Researchers also refer to inductive research as "theory-building" because it offers hypotheses to explain patterns driving a process. It does so via broad observations while setting the groundwork for detailed testing through related deductive research.

Deductive research has a narrow focus, whereas inductive research takes a broad view.

Use case: When an organization struggles, it's often because its theory doesn't apply to real-life conditions. It needs a new, more reliable theory.

Deductive research

With deductive research, you test a chosen theory through research that determines its accuracy. This requires experimentation or observation that previous inductive research often guides.

Use case: What experiments can help a marketing team determine the kinds of messages their audience will favorably respond to?

Causal research

Causal or explanatory research analyzes the cause-and-effect relationship between variables. Researchers most often use it to assess a procedure and determine how certain changes may affect it.

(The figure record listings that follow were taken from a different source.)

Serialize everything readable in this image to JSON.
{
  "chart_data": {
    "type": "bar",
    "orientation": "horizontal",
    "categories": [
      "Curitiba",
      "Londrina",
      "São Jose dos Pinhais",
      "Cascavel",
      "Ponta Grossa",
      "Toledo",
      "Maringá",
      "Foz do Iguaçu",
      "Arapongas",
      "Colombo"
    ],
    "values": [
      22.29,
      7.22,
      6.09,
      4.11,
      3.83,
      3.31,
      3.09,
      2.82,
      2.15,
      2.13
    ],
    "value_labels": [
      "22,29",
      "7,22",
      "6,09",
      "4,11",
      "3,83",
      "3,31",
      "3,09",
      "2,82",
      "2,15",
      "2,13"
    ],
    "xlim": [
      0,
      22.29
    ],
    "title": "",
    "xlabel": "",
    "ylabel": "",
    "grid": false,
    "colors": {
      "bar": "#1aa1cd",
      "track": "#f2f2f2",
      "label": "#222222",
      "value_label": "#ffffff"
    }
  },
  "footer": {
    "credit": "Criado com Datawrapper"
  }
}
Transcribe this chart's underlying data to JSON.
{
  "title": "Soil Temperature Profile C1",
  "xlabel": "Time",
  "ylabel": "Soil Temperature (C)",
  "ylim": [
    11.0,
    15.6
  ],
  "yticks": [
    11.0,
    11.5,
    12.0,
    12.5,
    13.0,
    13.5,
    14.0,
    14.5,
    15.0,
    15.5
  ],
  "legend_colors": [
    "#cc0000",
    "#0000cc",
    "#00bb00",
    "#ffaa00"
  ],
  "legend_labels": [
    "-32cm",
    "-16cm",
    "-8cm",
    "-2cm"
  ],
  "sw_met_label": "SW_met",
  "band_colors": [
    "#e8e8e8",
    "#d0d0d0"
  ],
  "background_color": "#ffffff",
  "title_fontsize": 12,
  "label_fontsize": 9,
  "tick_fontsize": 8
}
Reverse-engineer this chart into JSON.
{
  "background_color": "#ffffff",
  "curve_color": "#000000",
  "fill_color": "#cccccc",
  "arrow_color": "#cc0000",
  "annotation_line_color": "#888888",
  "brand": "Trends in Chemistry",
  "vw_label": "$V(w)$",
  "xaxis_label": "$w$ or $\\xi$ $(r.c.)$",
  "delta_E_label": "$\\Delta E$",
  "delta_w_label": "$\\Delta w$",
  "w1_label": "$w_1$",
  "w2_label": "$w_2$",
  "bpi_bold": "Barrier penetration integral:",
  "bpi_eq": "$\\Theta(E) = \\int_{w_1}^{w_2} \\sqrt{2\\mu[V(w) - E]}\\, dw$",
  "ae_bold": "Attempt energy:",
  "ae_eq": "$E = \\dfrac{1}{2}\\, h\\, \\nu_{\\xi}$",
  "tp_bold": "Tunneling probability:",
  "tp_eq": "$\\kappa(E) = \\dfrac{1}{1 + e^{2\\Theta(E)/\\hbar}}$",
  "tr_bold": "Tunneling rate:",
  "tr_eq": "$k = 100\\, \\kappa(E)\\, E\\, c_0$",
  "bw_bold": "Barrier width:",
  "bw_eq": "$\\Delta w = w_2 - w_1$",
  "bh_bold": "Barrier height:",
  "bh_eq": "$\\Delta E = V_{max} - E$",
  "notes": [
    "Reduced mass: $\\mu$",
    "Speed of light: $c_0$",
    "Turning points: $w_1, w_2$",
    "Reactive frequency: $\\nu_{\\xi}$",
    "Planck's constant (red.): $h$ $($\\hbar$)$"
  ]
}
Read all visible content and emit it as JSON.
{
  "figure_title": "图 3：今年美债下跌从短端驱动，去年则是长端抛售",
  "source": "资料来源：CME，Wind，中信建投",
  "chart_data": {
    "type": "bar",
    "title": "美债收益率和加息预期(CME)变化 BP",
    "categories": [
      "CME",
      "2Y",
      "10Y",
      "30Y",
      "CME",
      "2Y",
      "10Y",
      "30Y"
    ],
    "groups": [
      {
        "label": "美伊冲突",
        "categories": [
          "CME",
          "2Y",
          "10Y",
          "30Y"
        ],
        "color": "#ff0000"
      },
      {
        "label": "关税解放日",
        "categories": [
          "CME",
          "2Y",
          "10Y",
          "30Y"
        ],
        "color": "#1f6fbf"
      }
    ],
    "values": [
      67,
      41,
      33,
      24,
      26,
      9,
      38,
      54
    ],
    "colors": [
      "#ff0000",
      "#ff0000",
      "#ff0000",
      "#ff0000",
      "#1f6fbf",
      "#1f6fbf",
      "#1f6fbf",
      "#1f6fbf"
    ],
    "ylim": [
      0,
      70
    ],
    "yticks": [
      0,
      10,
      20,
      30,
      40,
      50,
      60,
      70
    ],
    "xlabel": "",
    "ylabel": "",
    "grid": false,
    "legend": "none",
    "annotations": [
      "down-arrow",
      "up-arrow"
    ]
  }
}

Use case: What recommendations should you give if you discover a significant change in product performance? What's causing it, and why?

Action research

This research examines people's actions and determines how effective they are for a desired outcome. You can apply this technique organization-wide or to individuals. The goal is to discover the most effective course correction.

Use case: If you discover customer engagement levels are dropping, how will you determine which new actions will be more effective?

Quantitative research

Here, you quantify and represent data numerically, such as by statistics and measurements. Researchers often display it in graphs, tables, ratios, and other formats based on numerical values. Quantitative research seeks to answer specific questions or represent the field of study using objective data. Because you’re measuring data objectively, it speaks for itself without qualification.

In limited circumstances, language that you can measure as a number may be quantitative, such as yes-or-no answers. To a data scientist, these are as good as 1 for "yes/true" and 0 for "no/false."

Use case: Comprehensive analytics can help businesses zero in on the best KPIs for maximizing ROI when developing new products.

Qualitative research

Strictly speaking, qualitative research involves any data not measurable as a number. It includes opinions, surveys, and descriptions using language. The data is inherently qualified, and its value is based on the speaker's subjective frame of reference.

If you find something that appears as a number but has a description to qualify it, don’t assume it is purely quantitative—e.g., "X number of products are defective in the event that Y is true."

Use case: Analyzing customer comments, reviews, and discussions about your brand will require an end-to-end qualitative research process.

Mixed research

You can group quantitative and qualitative data together with a mixture of graphs, words, and images. This is useful to show how measured and descriptive data may relate to each other. 

Where quantitative shows us “what happened” and “when it happened”, mixing qualitative can support and color the same findings with “why it happened” and “how it happened”. Qualitative can add personal stories and human behavior evidence that often show how to solve the problem. 

Use case: Research deliverables or mixed media reports, which can include annotations, photos, and videos alongside infographics, statistics, and other metrics. These types of reports are more engaging and often improve the conversion of research into new decisions.

Choosing the right type of research

You've already taken a major step towards being able to choose the correct research type by learning about them. Research is much more effective and easier when it's clear what you can use different types of research for.

To zero in on the best research for your needs, ask yourself a few key questions:

  • Are you trying to take some kind of action?

  • Do you need a greater understanding of a topic before anything else?

  • Are you looking at quantitative (objective) or qualitative (subjective) data?

  • Will you need to replicate the research later?

  • Is your research project open-ended?

  • Do you wish to analyze changing factors over time or purely historical data?

  • Who else will use this research, and what are their purposes?

  • How will you compile your research and keep it organized?